Blog Post Number 34 Written: 06-25-2021 Uploaded : 09-23-22
When you publish a book, it is no longer yours. It might have your name on it, you might own the rights to it, but once it’s on the shelves, it belongs to the public.
They read it, they formulate their own opinions about it, they determine what it means. It doesn’t matter what you intended it to mean, it’s going to mean something different to every person who reads it. That interpretation has nothing to do with you the author, or the words you wrote, but rather the way the people feel about those words.
Your opinion about your book, your intentions, don’t matter anymore. The readers are going to tell you what it means. Which scenes and plot points are important. It’s going to be out of your control. Much like raising a child. You nurture it, you give it advice, you watch it grow, you mold it, you push it along in one direction or another, but when it leaves the nest, it’s out of your control. It will grow and interact with the world, and the world with it. That is just something you have to accept. If you can’t accept that, don’t publish it.
This is something that was explained to me in a meeting with other writers, but I have to a lesser extent seen it first hand as people leave reviews for The Descendant on amazon. As the beta readers give me feedback. They make connections I have never intended or even imagined. They will ask you hard questions, questions you can’t answer. They will make you develop more lore and backstory on the fly to try and answer those questions, and on the whole, I think this is a good thing. It helps make the universe more organic and fleshed out, answer those questions, use it for your world building. Make it deeper, bigger, fuller. Your writing, your book, your universe ( if it is not a stand-alone novel) will be richer, more colorful for it.

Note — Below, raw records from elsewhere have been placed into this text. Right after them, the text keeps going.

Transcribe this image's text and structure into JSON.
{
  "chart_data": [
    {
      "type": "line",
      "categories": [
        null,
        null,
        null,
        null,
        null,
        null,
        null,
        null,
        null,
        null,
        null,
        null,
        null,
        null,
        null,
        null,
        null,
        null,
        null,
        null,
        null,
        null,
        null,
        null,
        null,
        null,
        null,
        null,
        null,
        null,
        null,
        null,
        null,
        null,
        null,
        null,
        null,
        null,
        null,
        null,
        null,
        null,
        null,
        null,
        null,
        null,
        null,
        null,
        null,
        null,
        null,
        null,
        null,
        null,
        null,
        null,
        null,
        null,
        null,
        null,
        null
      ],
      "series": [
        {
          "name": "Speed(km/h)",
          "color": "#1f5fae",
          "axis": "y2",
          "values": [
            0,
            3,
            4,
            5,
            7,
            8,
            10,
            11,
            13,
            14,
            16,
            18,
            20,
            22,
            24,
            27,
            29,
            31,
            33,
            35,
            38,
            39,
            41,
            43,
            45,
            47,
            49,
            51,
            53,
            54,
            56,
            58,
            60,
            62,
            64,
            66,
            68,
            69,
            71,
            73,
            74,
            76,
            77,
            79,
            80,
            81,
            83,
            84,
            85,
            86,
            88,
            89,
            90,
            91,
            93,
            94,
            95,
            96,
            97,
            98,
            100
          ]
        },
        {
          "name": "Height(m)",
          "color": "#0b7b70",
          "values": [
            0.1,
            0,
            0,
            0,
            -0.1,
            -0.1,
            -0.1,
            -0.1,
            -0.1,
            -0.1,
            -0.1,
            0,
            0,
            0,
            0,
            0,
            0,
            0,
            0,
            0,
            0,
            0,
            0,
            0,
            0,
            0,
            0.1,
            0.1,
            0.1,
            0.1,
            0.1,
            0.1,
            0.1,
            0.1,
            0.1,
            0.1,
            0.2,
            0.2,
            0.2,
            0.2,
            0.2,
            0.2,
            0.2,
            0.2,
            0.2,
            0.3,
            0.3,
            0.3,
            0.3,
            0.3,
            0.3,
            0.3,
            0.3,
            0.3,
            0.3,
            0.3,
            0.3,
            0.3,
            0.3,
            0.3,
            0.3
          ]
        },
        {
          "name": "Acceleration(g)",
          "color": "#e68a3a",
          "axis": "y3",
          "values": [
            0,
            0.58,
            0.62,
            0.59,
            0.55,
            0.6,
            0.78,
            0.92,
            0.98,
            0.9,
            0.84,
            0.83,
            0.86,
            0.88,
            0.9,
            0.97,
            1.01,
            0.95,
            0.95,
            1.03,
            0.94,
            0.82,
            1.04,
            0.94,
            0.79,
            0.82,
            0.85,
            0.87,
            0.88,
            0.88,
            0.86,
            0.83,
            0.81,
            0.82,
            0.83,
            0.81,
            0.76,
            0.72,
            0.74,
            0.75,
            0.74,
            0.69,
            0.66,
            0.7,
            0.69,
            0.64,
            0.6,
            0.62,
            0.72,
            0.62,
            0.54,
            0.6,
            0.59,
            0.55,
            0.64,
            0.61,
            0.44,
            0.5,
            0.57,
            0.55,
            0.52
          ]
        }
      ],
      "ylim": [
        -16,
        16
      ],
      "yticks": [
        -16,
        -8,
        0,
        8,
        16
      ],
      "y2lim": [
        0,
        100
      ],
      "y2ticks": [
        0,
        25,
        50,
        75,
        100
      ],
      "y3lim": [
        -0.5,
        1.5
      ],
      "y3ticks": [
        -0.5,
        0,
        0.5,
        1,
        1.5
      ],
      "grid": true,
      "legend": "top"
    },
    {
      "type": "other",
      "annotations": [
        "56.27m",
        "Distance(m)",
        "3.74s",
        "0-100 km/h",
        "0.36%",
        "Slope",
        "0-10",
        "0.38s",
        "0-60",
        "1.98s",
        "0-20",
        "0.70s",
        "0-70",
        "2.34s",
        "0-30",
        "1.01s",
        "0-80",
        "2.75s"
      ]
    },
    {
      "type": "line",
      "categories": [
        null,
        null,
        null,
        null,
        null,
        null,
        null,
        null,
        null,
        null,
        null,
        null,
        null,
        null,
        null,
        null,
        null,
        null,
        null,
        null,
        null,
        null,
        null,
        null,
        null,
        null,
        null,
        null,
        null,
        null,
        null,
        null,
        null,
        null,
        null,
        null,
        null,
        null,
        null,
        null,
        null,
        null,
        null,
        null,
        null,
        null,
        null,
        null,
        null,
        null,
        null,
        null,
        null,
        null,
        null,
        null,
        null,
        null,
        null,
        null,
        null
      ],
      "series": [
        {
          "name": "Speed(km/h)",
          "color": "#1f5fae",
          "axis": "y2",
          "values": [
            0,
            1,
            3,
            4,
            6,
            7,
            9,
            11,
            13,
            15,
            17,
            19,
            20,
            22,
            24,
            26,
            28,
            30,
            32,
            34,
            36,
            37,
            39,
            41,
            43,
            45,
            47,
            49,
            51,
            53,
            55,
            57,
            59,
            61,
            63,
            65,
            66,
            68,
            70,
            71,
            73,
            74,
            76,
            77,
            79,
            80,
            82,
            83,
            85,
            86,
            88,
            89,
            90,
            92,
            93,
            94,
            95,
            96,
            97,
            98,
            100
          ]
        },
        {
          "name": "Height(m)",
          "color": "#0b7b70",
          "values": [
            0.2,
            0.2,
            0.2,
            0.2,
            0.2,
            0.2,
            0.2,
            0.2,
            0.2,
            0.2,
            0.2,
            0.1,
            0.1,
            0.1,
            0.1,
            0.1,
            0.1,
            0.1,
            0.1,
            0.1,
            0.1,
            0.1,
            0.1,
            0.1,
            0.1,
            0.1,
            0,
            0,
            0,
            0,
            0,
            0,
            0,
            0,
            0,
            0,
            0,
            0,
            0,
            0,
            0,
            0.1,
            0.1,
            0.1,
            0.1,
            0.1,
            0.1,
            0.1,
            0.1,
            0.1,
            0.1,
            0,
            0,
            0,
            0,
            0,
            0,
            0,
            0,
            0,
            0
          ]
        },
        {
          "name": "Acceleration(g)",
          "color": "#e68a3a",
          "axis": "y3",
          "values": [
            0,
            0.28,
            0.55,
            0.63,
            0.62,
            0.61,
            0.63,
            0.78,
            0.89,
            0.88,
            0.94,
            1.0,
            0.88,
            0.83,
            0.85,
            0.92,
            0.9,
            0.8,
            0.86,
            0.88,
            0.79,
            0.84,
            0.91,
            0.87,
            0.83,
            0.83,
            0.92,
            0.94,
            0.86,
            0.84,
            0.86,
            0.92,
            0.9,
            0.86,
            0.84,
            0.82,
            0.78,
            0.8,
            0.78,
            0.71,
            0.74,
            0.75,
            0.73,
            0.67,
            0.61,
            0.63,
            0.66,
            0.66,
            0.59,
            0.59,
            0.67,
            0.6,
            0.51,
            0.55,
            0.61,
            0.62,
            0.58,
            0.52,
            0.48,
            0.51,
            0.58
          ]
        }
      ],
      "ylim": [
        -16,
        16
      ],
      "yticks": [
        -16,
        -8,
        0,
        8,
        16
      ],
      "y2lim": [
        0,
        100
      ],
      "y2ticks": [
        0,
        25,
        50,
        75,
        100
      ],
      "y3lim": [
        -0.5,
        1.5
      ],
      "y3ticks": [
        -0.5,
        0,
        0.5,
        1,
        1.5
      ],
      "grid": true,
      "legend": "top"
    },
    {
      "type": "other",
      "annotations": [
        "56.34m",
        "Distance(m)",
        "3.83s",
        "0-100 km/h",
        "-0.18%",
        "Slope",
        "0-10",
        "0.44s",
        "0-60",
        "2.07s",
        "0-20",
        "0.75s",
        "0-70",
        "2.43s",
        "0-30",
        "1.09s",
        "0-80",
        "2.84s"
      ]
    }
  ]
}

Your readers are going to tell you, you are wrong, even though you wrote it, you’re wrong, because they don’t see it the way you intended, they’re going to ship the wrong couple, get the wrong meaning, think the wrong person is the main character or the antagonist. You’ll just have to live with that, that your book is a flexible breathing thing that is subject to change at the will of the readers.
To me, that’s part of the fun. Just seeing the weird ways people make connections, trying to understand how they think, the funny conclusions they’re going to jump to, it’s all in good fun. Don’t be uptight about it, relax, have a good time and see where the reader’s rivers take you. You never know, you might get an idea, learn something useful that will help you in the next book, the next chapter, or what have you. Just don’t fight it, enjoy the process, have a good time. writing is fun. (depending on how you want to interpret that as the reader, that last sentence may or may not be sarcastic. This could be heartfelt and supportive, or sarcastic and gripeing. You decide.)